Çakmak, bütün zorluklara karşın hastalara yardımcı olmanın kendilerini keyifli ettiğini belirterek, şu değerlendirmede bulundu:
“Bütün hastaları annem, babam üzere görüyorum. Bazen ‘Belki yarın bu yatakta ben olabilirim.’ diye düşünüyorum. Bu hislerle hastalara yardım ediyorum. Bu kadar eforun içinde insanların önlemlere uymadığını görünce çok üzülüyoruz. Maskesiz gezenler için bazen, ‘Keşke ağır bakımdakilerin fotoğrafını çekip onlara gösterebilsem.’ diye düşünüyorum. Eminim o fotoğrafları görseler, maskesiz bir adım bile atmazlardı. Biri 3 yaşında 2 çocuğum var.

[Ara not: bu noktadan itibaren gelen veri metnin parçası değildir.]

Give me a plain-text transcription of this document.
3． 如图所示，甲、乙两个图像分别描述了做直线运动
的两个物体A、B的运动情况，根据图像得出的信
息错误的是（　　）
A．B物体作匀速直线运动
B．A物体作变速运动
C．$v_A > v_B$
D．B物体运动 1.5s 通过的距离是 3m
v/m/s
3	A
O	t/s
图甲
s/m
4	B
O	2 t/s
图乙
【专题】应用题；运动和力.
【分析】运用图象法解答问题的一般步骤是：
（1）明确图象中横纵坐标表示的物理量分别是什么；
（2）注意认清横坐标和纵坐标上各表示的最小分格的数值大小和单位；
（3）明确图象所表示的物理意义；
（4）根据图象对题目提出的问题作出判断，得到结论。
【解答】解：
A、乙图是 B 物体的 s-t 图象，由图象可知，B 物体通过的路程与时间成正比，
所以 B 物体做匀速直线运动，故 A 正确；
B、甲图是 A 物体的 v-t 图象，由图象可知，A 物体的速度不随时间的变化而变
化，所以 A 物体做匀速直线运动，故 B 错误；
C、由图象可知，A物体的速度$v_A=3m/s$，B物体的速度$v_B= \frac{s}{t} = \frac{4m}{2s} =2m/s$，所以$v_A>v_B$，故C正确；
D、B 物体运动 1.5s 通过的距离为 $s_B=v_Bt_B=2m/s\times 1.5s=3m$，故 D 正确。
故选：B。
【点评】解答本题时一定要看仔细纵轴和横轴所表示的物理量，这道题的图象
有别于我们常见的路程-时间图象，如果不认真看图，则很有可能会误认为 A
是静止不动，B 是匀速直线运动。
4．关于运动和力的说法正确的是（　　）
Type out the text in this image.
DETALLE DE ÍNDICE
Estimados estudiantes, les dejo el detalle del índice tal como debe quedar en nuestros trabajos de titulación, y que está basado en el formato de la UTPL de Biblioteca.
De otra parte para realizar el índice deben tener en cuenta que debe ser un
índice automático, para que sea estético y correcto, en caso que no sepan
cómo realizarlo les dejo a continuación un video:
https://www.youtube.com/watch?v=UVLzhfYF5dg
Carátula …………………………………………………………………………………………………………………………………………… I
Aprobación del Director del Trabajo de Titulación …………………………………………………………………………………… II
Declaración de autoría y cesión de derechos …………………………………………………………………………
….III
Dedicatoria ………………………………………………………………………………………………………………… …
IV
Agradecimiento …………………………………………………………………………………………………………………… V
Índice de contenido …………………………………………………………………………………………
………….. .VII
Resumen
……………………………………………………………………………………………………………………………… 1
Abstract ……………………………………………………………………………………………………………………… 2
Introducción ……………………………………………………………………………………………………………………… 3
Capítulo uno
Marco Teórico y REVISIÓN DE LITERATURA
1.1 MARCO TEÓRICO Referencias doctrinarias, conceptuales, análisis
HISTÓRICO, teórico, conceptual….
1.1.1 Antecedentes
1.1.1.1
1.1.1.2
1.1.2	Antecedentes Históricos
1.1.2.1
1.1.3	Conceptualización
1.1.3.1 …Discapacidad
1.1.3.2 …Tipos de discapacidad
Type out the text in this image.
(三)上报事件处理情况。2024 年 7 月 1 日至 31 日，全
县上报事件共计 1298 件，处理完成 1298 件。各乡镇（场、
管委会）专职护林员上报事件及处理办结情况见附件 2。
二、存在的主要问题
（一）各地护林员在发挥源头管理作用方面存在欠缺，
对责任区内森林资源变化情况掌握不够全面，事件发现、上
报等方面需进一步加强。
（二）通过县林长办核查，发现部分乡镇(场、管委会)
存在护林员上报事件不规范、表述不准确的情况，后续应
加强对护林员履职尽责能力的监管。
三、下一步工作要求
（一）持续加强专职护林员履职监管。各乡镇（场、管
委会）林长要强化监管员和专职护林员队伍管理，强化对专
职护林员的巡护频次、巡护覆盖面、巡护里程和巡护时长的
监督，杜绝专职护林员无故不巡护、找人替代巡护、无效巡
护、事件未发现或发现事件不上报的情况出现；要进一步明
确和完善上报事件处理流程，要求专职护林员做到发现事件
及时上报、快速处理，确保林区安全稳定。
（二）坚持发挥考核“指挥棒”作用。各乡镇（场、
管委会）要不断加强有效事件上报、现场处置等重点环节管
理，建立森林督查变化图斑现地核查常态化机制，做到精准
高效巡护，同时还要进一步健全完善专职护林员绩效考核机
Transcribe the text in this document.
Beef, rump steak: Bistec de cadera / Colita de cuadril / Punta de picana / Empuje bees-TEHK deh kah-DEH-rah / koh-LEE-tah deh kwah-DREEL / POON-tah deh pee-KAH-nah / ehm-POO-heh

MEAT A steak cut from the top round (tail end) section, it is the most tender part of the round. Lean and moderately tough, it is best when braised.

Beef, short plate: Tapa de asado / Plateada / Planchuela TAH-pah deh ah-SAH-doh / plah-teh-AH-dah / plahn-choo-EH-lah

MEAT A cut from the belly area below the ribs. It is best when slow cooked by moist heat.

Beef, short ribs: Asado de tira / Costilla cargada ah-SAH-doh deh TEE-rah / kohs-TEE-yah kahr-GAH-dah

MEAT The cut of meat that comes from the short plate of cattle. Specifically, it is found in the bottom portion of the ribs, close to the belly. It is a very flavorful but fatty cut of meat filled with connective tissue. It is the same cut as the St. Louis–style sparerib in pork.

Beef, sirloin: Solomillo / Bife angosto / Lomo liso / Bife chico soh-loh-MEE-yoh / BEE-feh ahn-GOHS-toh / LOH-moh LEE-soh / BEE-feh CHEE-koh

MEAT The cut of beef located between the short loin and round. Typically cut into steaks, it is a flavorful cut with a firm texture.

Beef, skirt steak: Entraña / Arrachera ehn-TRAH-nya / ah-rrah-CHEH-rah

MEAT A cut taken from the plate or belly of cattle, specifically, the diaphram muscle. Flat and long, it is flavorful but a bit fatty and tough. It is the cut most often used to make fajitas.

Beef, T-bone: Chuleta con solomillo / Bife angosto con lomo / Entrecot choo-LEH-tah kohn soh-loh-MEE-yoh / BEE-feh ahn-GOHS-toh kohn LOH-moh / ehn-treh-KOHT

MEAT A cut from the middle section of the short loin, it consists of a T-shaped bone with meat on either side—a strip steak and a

Konuttan çıkarken ‘Tekrar ailemi görebilecek miyim?’ tasasıyla çıkıyorum. Her gün iş çıkışı konuta ‘Acaba hastalık getirdim mi?’ tedirginliği ile geliyorum. Aylardır çocuklarımı öpemiyorum, rahatça sarılamıyorum. O yüzden herkesin kurallara uymasını istiyorum.”
“Hastanede bir gün geçirselerdi, bir an bile maskeyi çıkartmazlardı”
Tıpkı hastanenin pandemi servisinde çalışan Hatice Acar ise Kovid-19’u yenen hastaların sevinciyle memnun olduklarını, vefat eden olduğunda da üzüldüklerini tabir etti.
Hastaların tedavisi sürerken bir yandan da ruhsal dayanak verdiklerini anlatan Acar, şunları kaydetti:
“Hastaların bir birden fazla ruhsal olarak da bu durumdan etkileniyor. Biz onlara bugünlerin geçeceğini uzun uzun anlatıyoruz. Onlar bizimle konuşunca rahatlıyorlar. Ne kadar yorulsak da onların karşısında daima güçlü durmaya çalışıyoruz. Bayan bir hastamızın eşi de ağır bakım servisinde tedavi görüyordu. Sonra vefat etti. Ne biz, ne de yakınları eşinin öldüğünü söyleyemedik. Eşini çok seviyordu. Bizi de çok üzdü. İnsanları maskesiz görünce daima hastalarımız aklımıza geliyor. Onca çaba ediyoruz. Uyarılıyor, ancak hala maskesiz gezenler var. İnanın hastanede bir gün geçirselerdi, bir an bile maskeyi çıkartmazlardı.”